阮清歌呼出一口氣,道:“我剛剛瞧見對面石壁上有門,但毒蛇太多,怎麼過去…”
說着,阮清歌站在原地轉圈,若是出不去,兩人體力只能維持的到三日,這處河水滿是腥氣,自是不能飲用。
蕭容雋眉宇輕皺,亦是垂眸想着辦法。
不多時,阮清歌眼底閃過一絲華光,只見地上正長着一些雜草,仔細瞧去,竟是有驅趕蛇蟲的草藥,那草藥俗稱‘蛇倒退’,上面接着一顆顆緊緊挨着的小果子。
“有辦法了!”
蕭容雋聞聲垂眸看來,瞧見阮清歌正拽着地上草葉,亦是上前幫忙。
“怎麼用?”
“可是能弄來沸水?將這葉片熬製成汁,噴灑在身上,毒蛇便會倒退。”
而那些渣子留着備用,若是被毒蛇咬到,亦是可以有效救治。
蕭容雋聞言昂首,四處尋找,在角落中尋到一些潮溼的木頭,隨之用內力烘乾,可這沸水,倒是有些傷腦筋。
蕭容雋擡起眼眸,瞥向暗處,雙眼微眯。
就在阮清歌處理草藥,將葉片一片片拿下,放在石頭上捻成汁之時,蕭容雋手中拿着一個碗形狀的東西走來。
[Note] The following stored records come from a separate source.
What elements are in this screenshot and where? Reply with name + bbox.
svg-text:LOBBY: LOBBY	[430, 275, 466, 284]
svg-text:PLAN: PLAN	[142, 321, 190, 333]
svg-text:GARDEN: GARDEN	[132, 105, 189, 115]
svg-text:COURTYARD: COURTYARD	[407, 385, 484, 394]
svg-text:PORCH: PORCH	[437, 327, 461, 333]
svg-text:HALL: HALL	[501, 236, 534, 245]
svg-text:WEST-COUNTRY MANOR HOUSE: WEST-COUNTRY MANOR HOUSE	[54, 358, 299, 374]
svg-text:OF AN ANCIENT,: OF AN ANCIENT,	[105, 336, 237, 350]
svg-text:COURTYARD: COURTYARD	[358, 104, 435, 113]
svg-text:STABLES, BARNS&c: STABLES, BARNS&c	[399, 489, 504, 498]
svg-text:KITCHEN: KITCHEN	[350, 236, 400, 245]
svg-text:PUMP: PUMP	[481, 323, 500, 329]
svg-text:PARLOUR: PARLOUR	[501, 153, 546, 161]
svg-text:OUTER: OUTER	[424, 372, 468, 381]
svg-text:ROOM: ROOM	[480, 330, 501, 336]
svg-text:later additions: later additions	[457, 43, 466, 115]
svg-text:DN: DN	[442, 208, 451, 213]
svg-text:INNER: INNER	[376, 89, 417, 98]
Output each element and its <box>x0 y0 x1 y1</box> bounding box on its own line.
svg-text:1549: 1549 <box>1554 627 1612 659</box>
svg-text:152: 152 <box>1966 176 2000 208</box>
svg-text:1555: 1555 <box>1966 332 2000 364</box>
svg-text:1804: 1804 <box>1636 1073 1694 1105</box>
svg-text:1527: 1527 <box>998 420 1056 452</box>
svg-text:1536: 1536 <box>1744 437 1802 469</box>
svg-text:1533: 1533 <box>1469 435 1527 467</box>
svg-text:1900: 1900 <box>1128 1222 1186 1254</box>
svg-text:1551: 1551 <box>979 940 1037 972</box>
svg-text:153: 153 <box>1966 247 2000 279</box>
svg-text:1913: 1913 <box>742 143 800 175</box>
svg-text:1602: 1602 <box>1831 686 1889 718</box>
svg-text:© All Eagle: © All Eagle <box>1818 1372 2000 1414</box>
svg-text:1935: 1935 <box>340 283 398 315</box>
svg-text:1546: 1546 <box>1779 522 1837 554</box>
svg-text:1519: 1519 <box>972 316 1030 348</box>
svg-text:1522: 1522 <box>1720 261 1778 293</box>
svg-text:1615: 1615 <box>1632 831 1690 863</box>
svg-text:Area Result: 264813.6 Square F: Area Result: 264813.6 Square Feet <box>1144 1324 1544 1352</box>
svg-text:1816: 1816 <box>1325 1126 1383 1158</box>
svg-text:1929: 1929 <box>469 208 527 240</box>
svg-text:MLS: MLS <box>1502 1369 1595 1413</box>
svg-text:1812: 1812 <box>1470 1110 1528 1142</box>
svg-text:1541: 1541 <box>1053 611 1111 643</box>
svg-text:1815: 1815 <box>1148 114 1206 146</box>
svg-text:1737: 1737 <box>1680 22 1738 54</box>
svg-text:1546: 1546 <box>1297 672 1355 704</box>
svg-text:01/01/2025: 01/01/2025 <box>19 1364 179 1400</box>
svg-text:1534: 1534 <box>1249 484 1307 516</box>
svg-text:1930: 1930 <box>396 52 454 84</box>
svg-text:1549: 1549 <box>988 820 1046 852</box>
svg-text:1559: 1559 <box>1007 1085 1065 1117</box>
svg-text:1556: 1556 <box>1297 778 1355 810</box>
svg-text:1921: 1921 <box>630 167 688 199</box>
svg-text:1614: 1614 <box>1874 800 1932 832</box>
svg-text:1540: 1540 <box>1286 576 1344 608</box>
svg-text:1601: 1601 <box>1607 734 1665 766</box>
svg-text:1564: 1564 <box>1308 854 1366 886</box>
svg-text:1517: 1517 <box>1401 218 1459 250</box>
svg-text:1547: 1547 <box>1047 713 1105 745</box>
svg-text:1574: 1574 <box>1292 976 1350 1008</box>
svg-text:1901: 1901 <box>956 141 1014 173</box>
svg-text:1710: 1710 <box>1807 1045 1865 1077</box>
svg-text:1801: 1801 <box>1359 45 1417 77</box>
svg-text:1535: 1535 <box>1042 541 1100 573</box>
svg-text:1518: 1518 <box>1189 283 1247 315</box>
阮清歌想都沒想擡手接過,可觸手的感覺,着實讓她有些心驚,她垂眸,接着火簇看去,嘴角一抽…
“大哥…您拿了人家的頭蓋骨!”
蕭容雋頗爲無奈聳肩,道:“這處並沒有什麼可以燒水之物,只能將就一下。”
“將就?…”
阮清歌當真無話可將,對着那頭蓋骨一陣祈禱。